Victims of family violence no longer need to serve their own protection order in B.C.

The B.C. government is spending about $180K on professional process servers for those at risk of family violence, so victims don't have to confront the family member they need protection from.

B.C. government is spending about $180K on professional process servers for those at risk of family violence

Tracy Porteous, left, executive director of Ending Violence Association of B.C., stands with B.C. Justice Minister Suzanne Anton at the government announcement Monday. (CBC)

The B.C. government is spending about $180,000 to fix what Justice Minister Suzanne Anton calls a "missing link" in protection of victims of family violence.

Starting now, people who are at risk of family violence who are granted a protection order in court will no longer have to serve the order to the respondent, if he or she wasn't present in court.

Instead, the B.C. government has contracted a private company, Dye & Durham, as professional process servers in those cases.

"This fills in a bit of a missing link," said Anton.

"Starting today, British Columbians will no longer need to worry about arranging for this service."

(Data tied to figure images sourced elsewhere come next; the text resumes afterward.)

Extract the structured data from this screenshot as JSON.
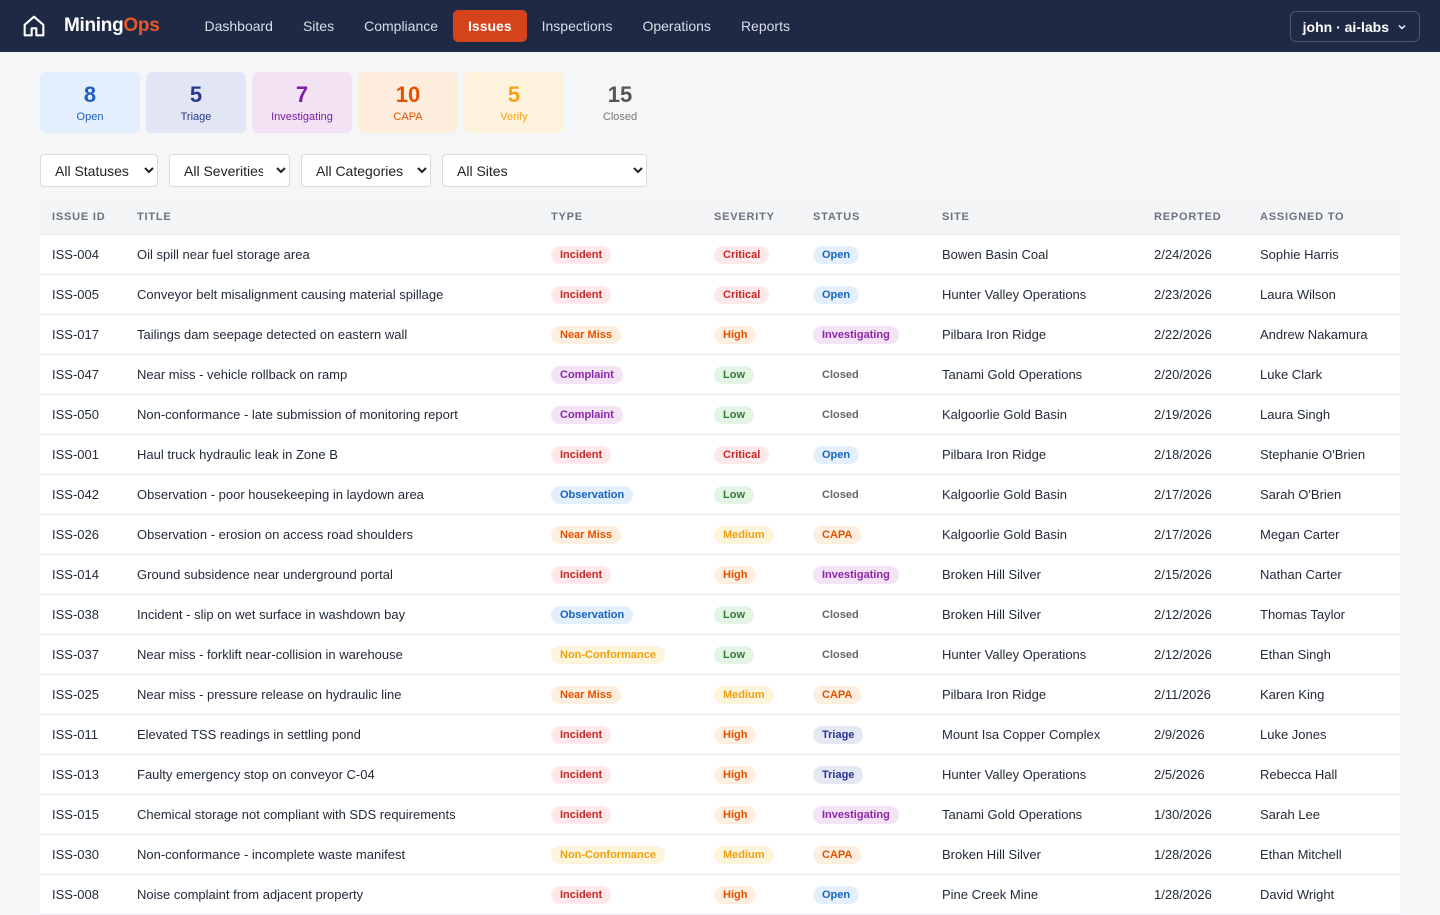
{
  "nav": {
    "brand": {
      "first": "Mining",
      "second": "Ops"
    },
    "items": [
      "Dashboard",
      "Sites",
      "Compliance",
      "Issues",
      "Inspections",
      "Operations",
      "Reports"
    ],
    "active": 3,
    "user": "john · ai-labs"
  },
  "stats": [
    {
      "value": 8,
      "label": "Open",
      "tone": "blue"
    },
    {
      "value": 5,
      "label": "Triage",
      "tone": "indigo"
    },
    {
      "value": 7,
      "label": "Investigating",
      "tone": "purple"
    },
    {
      "value": 10,
      "label": "CAPA",
      "tone": "orange"
    },
    {
      "value": 5,
      "label": "Verify",
      "tone": "yellow"
    },
    {
      "value": 15,
      "label": "Closed",
      "tone": "gray"
    }
  ],
  "filters": [
    "All Statuses",
    "All Severities",
    "All Categories",
    "All Sites"
  ],
  "table": {
    "headers": [
      "ISSUE ID",
      "TITLE",
      "TYPE",
      "SEVERITY",
      "STATUS",
      "SITE",
      "REPORTED",
      "ASSIGNED TO"
    ],
    "rows": [
      [
        "ISS-004",
        "Oil spill near fuel storage area",
        {
          "label": "Incident",
          "tone": "red"
        },
        {
          "label": "Critical",
          "tone": "red"
        },
        {
          "label": "Open",
          "tone": "blue"
        },
        "Bowen Basin Coal",
        "2/24/2026",
        "Sophie Harris"
      ],
      [
        "ISS-005",
        "Conveyor belt misalignment causing material spillage",
        {
          "label": "Incident",
          "tone": "red"
        },
        {
          "label": "Critical",
          "tone": "red"
        },
        {
          "label": "Open",
          "tone": "blue"
        },
        "Hunter Valley Operations",
        "2/23/2026",
        "Laura Wilson"
      ],
      [
        "ISS-017",
        "Tailings dam seepage detected on eastern wall",
        {
          "label": "Near Miss",
          "tone": "orange"
        },
        {
          "label": "High",
          "tone": "orange"
        },
        {
          "label": "Investigating",
          "tone": "purple"
        },
        "Pilbara Iron Ridge",
        "2/22/2026",
        "Andrew Nakamura"
      ],
      [
        "ISS-047",
        "Near miss - vehicle rollback on ramp",
        {
          "label": "Complaint",
          "tone": "purple"
        },
        {
          "label": "Low",
          "tone": "green"
        },
        {
          "label": "Closed",
          "tone": "gray"
        },
        "Tanami Gold Operations",
        "2/20/2026",
        "Luke Clark"
      ],
      [
        "ISS-050",
        "Non-conformance - late submission of monitoring report",
        {
          "label": "Complaint",
          "tone": "purple"
        },
        {
          "label": "Low",
          "tone": "green"
        },
        {
          "label": "Closed",
          "tone": "gray"
        },
        "Kalgoorlie Gold Basin",
        "2/19/2026",
        "Laura Singh"
      ],
      [
        "ISS-001",
        "Haul truck hydraulic leak in Zone B",
        {
          "label": "Incident",
          "tone": "red"
        },
        {
          "label": "Critical",
          "tone": "red"
        },
        {
          "label": "Open",
          "tone": "blue"
        },
        "Pilbara Iron Ridge",
        "2/18/2026",
        "Stephanie O'Brien"
      ],
      [
        "ISS-042",
        "Observation - poor housekeeping in laydown area",
        {
          "label": "Observation",
          "tone": "blue"
        },
        {
          "label": "Low",
          "tone": "green"
        },
        {
          "label": "Closed",
          "tone": "gray"
        },
        "Kalgoorlie Gold Basin",
        "2/17/2026",
        "Sarah O'Brien"
      ],
      [
        "ISS-026",
        "Observation - erosion on access road shoulders",
        {
          "label": "Near Miss",
          "tone": "orange"
        },
        {
          "label": "Medium",
          "tone": "yellow"
        },
        {
          "label": "CAPA",
          "tone": "orange"
        },
        "Kalgoorlie Gold Basin",
        "2/17/2026",
        "Megan Carter"
      ],
      [
        "ISS-014",
        "Ground subsidence near underground portal",
        {
          "label": "Incident",
          "tone": "red"
        },
        {
          "label": "High",
          "tone": "orange"
        },
        {
          "label": "Investigating",
          "tone": "purple"
        },
        "Broken Hill Silver",
        "2/15/2026",
        "Nathan Carter"
      ],
      [
        "ISS-038",
        "Incident - slip on wet surface in washdown bay",
        {
          "label": "Observation",
          "tone": "blue"
        },
        {
          "label": "Low",
          "tone": "green"
        },
        {
          "label": "Closed",
          "tone": "gray"
        },
        "Broken Hill Silver",
        "2/12/2026",
        "Thomas Taylor"
      ],
      [
        "ISS-037",
        "Near miss - forklift near-collision in warehouse",
        {
          "label": "Non-Conformance",
          "tone": "yellow"
        },
        {
          "label": "Low",
          "tone": "green"
        },
        {
          "label": "Closed",
          "tone": "gray"
        },
        "Hunter Valley Operations",
        "2/12/2026",
        "Ethan Singh"
      ],
      [
        "ISS-025",
        "Near miss - pressure release on hydraulic line",
        {
          "label": "Near Miss",
          "tone": "orange"
        },
        {
          "label": "Medium",
          "tone": "yellow"
        },
        {
          "label": "CAPA",
          "tone": "orange"
        },
        "Pilbara Iron Ridge",
        "2/11/2026",
        "Karen King"
      ],
      [
        "ISS-011",
        "Elevated TSS readings in settling pond",
        {
          "label": "Incident",
          "tone": "red"
        },
        {
          "label": "High",
          "tone": "orange"
        },
        {
          "label": "Triage",
          "tone": "indigo"
        },
        "Mount Isa Copper Complex",
        "2/9/2026",
        "Luke Jones"
      ],
      [
        "ISS-013",
        "Faulty emergency stop on conveyor C-04",
        {
          "label": "Incident",
          "tone": "red"
        },
        {
          "label": "High",
          "tone": "orange"
        },
        {
          "label": "Triage",
          "tone": "indigo"
        },
        "Hunter Valley Operations",
        "2/5/2026",
        "Rebecca Hall"
      ],
      [
        "ISS-015",
        "Chemical storage not compliant with SDS requirements",
        {
          "label": "Incident",
          "tone": "red"
        },
        {
          "label": "High",
          "tone": "orange"
        },
        {
          "label": "Investigating",
          "tone": "purple"
        },
        "Tanami Gold Operations",
        "1/30/2026",
        "Sarah Lee"
      ],
      [
        "ISS-030",
        "Non-conformance - incomplete waste manifest",
        {
          "label": "Non-Conformance",
          "tone": "yellow"
        },
        {
          "label": "Medium",
          "tone": "yellow"
        },
        {
          "label": "CAPA",
          "tone": "orange"
        },
        "Broken Hill Silver",
        "1/28/2026",
        "Ethan Mitchell"
      ],
      [
        "ISS-008",
        "Noise complaint from adjacent property",
        {
          "label": "Incident",
          "tone": "red"
        },
        {
          "label": "High",
          "tone": "orange"
        },
        {
          "label": "Open",
          "tone": "blue"
        },
        "Pine Creek Mine",
        "1/28/2026",
        "David Wright"
      ]
    ]
  }
}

"The significance of today is having an intermediary, to ensure that a woman herself doesn't have to approach a violent offender, or she doesn't have to ask her dad to go and serve such an order," said Tracy Porteous, executive director of the Ending Violence Association of B.C., at the government announcement.

1800 protection orders a year in B.C.

Protection orders can be granted by a judge in family court to protect one family member from another in cases of physical, sexual, or emotional abuse; forcible confinement, or withholding the necessities of life.

The order will list the conditions the person named in it, or respondent, has to follow, which usually includes no direct or indirect contact with the applicant.

When the respondent isn't in court — which is common, happening in about 1,000 of the 1,800 cases a year in B.C. — the applicant has to find some way to notify or "serve" the respondent the order.

Now, with a professional process server doing that job, there will be a clear paper trail that will make it easier for police to enforce the orders if they are disobeyed, said Anton.

"I want to thank the minister of justice profoundly for this step, because I think it will increase safety for families that are dealing with domestic violence," said Porteous.

The service will be available in all regions of B.C. at no cost to applicants, the government said.